Der Hauptgrund, warum so viele Jurist:innen ihren eingeschlagenen Karrierepfad nicht verlassen

Verfasst von Marie-Theres Boetzkes|Veröffentlicht am 30.10.2023

Warum viele Jurist:innen ihren Karrierepfad nicht verlassen

Was müsste sich ändern, damit wir Jurist:innen mutiger werden?

Dieser Artikel erscheint im Rahmen unserer dreiteiligen Artikelserie mit Maresi Boetzkes. In der Artikelserie teilt Maresi ihre Erfahrungen und Learnings, die sie während ihrer eigenen beruflichen Veränderung machen durfte.

Als ich 2019 die Juristerei verließ, war ich ein eher seltenes Exemplar. Zumindest konnte ich das aus den Reaktionen meines doch recht juristischen Umfelds klar erkennen. Erstaunen, Irritation, Ungläubigkeit. All das sah ich in den Gesichtern, wenn ich erzählte, dass ich fürs Erste für ein Sozialunternehmen arbeiten und nicht mehr als Anwältin tätig sein wollte.

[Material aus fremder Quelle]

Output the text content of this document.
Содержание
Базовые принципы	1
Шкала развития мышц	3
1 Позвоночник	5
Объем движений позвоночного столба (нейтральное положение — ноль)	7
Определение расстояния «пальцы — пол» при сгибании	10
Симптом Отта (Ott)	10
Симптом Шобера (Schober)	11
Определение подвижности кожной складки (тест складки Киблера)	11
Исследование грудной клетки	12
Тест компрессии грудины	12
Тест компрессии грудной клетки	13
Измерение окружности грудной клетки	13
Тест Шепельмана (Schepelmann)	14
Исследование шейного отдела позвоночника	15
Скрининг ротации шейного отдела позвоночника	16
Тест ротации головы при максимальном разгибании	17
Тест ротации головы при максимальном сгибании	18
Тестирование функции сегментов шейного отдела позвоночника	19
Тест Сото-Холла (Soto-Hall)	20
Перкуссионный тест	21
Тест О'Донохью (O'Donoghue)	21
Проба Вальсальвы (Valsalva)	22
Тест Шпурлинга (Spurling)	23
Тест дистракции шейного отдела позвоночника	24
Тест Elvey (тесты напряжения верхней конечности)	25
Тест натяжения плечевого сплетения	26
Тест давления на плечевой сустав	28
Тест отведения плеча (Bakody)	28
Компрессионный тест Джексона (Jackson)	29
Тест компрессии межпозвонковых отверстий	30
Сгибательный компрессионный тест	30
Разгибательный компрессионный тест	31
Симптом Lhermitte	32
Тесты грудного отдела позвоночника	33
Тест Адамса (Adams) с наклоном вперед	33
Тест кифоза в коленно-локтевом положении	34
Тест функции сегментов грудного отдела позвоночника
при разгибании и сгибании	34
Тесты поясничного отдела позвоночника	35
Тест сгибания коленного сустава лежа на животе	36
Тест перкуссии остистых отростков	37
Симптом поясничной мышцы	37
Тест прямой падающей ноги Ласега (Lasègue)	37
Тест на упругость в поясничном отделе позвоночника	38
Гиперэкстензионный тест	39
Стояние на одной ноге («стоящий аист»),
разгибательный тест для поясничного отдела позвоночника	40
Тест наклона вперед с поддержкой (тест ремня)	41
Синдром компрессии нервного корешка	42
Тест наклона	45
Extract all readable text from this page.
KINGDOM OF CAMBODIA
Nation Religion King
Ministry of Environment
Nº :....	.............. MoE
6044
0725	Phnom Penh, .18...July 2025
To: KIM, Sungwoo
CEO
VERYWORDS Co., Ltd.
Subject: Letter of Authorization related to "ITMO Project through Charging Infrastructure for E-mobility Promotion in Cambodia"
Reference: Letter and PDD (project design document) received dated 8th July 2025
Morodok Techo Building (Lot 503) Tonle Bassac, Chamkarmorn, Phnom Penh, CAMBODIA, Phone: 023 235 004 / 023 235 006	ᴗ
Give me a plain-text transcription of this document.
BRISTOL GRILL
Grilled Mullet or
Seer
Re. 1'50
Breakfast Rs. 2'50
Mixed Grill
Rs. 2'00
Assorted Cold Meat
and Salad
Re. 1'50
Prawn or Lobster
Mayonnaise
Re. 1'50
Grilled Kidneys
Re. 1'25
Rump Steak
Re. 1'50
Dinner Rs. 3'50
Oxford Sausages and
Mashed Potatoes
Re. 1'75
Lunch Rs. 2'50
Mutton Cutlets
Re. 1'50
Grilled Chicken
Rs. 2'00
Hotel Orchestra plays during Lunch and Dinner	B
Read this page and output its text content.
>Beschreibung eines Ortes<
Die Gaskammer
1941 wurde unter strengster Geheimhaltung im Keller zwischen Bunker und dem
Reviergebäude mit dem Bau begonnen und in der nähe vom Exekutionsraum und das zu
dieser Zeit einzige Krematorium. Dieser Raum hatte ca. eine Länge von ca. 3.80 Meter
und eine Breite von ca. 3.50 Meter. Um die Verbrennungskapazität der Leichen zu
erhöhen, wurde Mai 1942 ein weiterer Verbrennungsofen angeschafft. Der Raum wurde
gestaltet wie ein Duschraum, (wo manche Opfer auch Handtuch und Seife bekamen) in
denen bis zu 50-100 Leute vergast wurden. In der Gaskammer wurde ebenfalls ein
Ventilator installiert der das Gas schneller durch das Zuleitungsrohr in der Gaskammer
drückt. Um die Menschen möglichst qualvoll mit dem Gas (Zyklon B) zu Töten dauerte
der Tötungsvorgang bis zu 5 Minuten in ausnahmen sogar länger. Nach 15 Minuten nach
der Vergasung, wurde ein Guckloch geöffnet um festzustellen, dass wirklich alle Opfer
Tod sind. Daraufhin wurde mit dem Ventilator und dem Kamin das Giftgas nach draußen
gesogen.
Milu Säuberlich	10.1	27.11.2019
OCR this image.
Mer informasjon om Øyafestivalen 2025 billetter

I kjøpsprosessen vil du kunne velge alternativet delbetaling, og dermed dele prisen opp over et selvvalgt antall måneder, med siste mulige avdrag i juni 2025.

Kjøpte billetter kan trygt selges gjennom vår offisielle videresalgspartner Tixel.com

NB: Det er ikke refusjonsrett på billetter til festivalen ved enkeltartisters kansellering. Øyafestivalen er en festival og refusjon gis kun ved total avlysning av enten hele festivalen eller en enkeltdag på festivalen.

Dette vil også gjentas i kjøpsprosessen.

Ein Wechsel aus der Kanzlei in eine andere Kanzlei, in den Staatsdienst oder in eine Rechtsabteilung ist noch sehr üblich, ein Wechsel vom Staatsdienst in eine Kanzlei oder in ein Unternehmen schon seltener - aber ein Abschied von der Juristerei: Das kommt eigentlich so gut wie nie vor. 

Ich habe mich gefragt, warum wir Jurist:innen eigentlich so selten den einmal eingeschlagenen Karrierepfad verlassen und bin für mich zu einem spannenden Ergebnis gekommen.
 

Viele beginnen das Studium ohne klare Vorstellung davon, was sie später damit machen wollen

Viele von uns kennen den Spruch nur allzu gut: “Mit Jura kannst du alles machen!” Für einige war es vielleicht sogar die eine Aussage, die sie davon überzeugt hat, Jura zu studieren. Mir ging es jedenfalls so. Ich hatte zwar keine Vorstellung davon, was dieses “Alles” bedeuten könnte - ich fand es aber gut, dass mir mit Jura wohl unzählige Möglichkeiten in der Arbeitswelt offen stehen würden.

Und so startete ich in dieses Studium ohne genauen Plan und ohne genaue Strategie, was ich damit später einmal anstellen würde. Lernte für Klausuren und Hausarbeiten, arbeitete in Kanzleien, absolvierte Praktika in klassischen juristischen Berufen, lernte fürs Examen und fand mich zu guter Letzt im Referendariat wieder. 

Was ich damit sagen will: ich habe nicht besonders viel nach rechts und links geschaut. Ich habe dieses Studium einfach so studiert, wie die allermeisten Jura studierten und Nebenjobs und Praktika absolviert, die die allermeisten so absolvierten.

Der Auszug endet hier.